Reproducing is difficult for the mussels. They’re parasitic, so they have to get nutrients from the blood of a fish to become even a juvenile mussel. But catching a fish is no easy task, especially for a mussel with no feet or fins to swim.
To get on a fish, spinymussels basically spit their larvae into the water, and fish — mistaking it for a worm — often will come closer to it. The larvae then latches onto the gills of the fish, where it draws nutrients, grows and develops, staying attached for several weeks.
Eventually, the spinymussel grows enough on its own that it drops off and, scientists hope, becomes a part of the adult population and reproduces. Spinymussels have a life span, on average, of about 20 years.
“They’re like a caterpillar in a way that’s developing into a butterfly,” Watson said. “If the larvae don’t get onto a fish, they just die.”
To help boost the spinymussel population in the James River, experts took some adult females from the water and re-created their life cycles at a hatchery.
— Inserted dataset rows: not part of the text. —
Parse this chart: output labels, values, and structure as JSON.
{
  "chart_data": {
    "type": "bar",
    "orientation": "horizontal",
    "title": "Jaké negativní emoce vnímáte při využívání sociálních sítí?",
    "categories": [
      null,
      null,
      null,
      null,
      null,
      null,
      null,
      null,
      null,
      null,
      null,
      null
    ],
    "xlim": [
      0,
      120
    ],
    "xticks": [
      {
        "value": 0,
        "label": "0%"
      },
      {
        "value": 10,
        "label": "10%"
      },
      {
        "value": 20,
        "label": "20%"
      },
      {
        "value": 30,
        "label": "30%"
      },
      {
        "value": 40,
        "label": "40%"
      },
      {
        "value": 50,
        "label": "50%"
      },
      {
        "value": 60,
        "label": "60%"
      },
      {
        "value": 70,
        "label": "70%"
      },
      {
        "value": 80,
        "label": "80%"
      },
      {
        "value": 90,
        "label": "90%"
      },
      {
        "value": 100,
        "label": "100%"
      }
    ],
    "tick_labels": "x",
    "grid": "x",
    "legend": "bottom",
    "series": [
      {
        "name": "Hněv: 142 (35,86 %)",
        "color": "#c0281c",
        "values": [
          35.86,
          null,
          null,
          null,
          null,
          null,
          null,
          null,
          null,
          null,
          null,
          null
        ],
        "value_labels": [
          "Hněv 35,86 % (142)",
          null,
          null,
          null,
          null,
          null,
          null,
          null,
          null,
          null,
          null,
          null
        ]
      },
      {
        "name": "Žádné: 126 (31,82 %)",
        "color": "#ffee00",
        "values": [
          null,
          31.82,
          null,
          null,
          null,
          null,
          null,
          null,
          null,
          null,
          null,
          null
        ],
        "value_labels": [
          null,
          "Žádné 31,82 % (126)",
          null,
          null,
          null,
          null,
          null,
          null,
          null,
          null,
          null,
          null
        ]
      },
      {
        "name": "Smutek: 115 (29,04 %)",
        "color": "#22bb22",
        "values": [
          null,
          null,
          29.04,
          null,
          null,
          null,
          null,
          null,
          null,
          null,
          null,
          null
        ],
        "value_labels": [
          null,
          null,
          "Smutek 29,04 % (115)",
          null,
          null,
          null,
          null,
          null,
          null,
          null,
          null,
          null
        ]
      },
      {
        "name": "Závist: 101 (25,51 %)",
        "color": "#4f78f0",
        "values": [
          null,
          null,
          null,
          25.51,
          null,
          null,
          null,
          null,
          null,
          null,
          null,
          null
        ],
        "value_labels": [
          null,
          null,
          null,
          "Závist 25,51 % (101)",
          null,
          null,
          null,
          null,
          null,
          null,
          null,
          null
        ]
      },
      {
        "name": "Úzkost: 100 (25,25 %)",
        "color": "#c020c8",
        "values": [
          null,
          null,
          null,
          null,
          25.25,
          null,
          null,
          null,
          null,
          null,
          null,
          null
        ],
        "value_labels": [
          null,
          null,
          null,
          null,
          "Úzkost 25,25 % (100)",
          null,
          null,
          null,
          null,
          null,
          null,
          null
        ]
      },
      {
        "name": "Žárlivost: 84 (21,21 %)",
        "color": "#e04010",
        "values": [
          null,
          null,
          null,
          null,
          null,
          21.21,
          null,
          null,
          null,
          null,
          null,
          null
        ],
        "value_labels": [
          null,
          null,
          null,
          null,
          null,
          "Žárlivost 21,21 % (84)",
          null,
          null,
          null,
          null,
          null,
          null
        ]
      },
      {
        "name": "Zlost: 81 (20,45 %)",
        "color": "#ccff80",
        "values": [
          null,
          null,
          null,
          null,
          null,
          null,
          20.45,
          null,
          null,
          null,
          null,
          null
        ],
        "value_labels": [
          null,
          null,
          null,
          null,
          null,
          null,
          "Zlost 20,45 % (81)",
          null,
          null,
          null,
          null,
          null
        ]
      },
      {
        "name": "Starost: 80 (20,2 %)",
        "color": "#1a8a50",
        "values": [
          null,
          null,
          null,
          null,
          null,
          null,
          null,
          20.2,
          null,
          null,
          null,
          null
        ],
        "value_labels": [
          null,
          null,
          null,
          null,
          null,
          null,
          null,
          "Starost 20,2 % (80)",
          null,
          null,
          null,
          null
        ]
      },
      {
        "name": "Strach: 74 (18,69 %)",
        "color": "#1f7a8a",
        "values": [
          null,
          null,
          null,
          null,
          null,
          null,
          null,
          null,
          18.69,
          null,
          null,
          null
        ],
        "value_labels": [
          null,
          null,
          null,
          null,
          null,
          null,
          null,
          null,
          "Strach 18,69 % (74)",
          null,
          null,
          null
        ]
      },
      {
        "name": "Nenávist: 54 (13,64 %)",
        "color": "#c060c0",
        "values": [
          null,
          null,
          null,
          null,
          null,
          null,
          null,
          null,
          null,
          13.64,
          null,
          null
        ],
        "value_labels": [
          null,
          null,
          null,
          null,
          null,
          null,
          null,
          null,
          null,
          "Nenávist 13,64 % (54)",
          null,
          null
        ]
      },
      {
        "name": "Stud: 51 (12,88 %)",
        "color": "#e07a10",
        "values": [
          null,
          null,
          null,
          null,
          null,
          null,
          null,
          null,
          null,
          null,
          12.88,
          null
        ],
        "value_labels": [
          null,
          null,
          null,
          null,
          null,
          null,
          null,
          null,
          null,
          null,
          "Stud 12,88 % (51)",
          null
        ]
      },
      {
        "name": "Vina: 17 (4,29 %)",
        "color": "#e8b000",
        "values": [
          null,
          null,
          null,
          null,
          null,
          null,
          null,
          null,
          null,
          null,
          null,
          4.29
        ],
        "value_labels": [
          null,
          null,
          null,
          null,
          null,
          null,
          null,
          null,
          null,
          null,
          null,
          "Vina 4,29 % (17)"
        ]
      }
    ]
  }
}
Once the female produced larvae, which can number in the thousands in one cycle, those larvae were placed in a tank with fish and observed to see whether they’d attach to the gills of the fish. It was a roughly two-year process before the spinymussels were mature enough as young adults to be put into the river.
This summer and fall, experts dove and carefully placed the spinymussels that had been harvested in the hatchery at six sites along the bottom of the river. Each mussel was marked with a tag so researchers can monitor and track their survival and reproduction.
Scientists said they eventually want to create at least 10 self-sustaining populations at the James River and its surrounding tributaries.
Joe Wood, a senior scientist at the Chesapeake Bay Foundation, said freshwater mussels like the spinymussels are important to the ecosystem of the bay and have been in “an impaired state for too long.”
The work to reintroduce spinymussels in the James River, Wood said, marks a “level of progress and a hope that they’ll survive and thrive.”